There are many fellowships out there. The MacArthur Genius Grant gives fellows $500,000. The Thiel Fellowship gives $100,000 to teenagers who agree to drop out of school. Then there’s the Shuttleworth Fellowship; the least known and most awesome of them all.

It was April of 2012 and I was coming up on a year of self funding a start-up. Unlike most start-ups, everything we built was open sourced on Github.

I realized from the beginning that I’d need to raise funding. The $25,000 I got from Kickstarter was more validation of the idea than anything else. I had co-founded a start-up prior and was only familiar with angel, seed and VC type investments. So that’s what I naturally went after. I saw VC funding as a double edged sword. A necessary evil, in a way. One I’d have gladly stabbed myself with.

My idea was to fix the problems inherent with companies that store your data for you. I was most interested in photos; after-all I spent 4 years in the space at my prior start-up. I’ve never trusted a company or website with the archival of my photos. Furthermore I believed that local archives were going to be a thing of the past. So how could cloud storage solve the problems with companies shutting down, products sunsetting and the idea that a local NAS wasn’t the future?

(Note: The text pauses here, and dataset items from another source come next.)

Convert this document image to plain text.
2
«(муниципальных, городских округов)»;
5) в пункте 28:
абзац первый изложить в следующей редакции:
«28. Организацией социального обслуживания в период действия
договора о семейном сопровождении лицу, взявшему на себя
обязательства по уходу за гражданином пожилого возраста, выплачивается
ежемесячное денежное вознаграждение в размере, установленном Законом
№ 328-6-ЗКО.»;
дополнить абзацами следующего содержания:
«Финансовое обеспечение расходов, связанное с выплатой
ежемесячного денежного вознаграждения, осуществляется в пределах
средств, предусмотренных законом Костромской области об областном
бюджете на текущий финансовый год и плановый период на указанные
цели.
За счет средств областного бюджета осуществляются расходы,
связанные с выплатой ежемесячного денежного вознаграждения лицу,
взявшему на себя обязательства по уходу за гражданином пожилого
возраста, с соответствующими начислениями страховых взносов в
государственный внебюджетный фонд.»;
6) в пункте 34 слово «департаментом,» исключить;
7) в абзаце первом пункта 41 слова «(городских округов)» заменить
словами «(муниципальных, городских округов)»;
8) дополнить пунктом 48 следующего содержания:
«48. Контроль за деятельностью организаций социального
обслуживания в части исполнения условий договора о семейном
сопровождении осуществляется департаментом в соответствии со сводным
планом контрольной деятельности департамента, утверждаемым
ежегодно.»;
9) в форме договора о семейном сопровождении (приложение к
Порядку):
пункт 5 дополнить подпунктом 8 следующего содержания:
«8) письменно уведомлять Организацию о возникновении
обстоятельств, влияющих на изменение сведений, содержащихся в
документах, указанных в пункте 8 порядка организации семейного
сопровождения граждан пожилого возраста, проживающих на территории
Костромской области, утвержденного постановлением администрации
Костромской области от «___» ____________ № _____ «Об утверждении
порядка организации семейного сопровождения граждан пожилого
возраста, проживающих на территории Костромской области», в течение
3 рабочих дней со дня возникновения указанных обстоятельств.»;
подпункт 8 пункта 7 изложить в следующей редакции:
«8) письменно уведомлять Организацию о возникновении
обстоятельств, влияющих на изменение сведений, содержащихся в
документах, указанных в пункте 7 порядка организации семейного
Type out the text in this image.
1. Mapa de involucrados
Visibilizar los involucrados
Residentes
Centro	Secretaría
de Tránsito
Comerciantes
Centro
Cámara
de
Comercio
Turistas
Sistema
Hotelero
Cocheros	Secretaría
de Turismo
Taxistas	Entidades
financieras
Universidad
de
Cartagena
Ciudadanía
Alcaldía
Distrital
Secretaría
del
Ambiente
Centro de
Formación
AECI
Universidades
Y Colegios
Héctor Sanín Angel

Turns out it was simple. Separate the application and data logic, let users choose where their content is stored, let them migrate it elsewhere without involving a giant zip file and do all of this as easily as it is to create a Flickr account.

And what if someone didn’t trust me to run the servers which that application logic is executed on? Or what if they didn’t buy into my idea that a NAS device in the basement wasn’t the future? Open sourcing the work solved that in a couple ways. It let users install the software on their servers and phones. And if they opted not to they can still have reasonable confidence to know what actual code is running on on their mobile phones and the servers that I was footing the bill for.

I wasn’t trying to build a $1 billion company but I knew what we were building had to be comparable to the big guys else it would only fill a FOSS niche.That niche is being well served by many great projects. My goal was always to get the software used by the average person. And I needed it to be a profitable business to get there. Not exactly the type of story that resonates with for-profit investors. But I needed their money, right?

Back to that April in 2012. I was coming up on a year of bootstrapping. Patrick had recently quit his job and joined me full time as a co-founder. We had a community and we had momentum. But our bank accounts were running dry.

I somehow found out about the Shuttleworth Foundation. I watched the video on their site and thought I could be a fit. That day I tried to find out how I was connected to one of their existing fellows. I found my way to Philipp Schmidt who had a fellowship for P2PU. To be completely honest, I was looking for money so I could keep building and growing OpenPhoto (now Trovebox). What I got was so much more.

There’s nothing I could say about my fellowship that would do the experience any justice. I don’t believe there’s anything quite like it. If you’re doing something that falls in line with their funding model then I implore you to apply.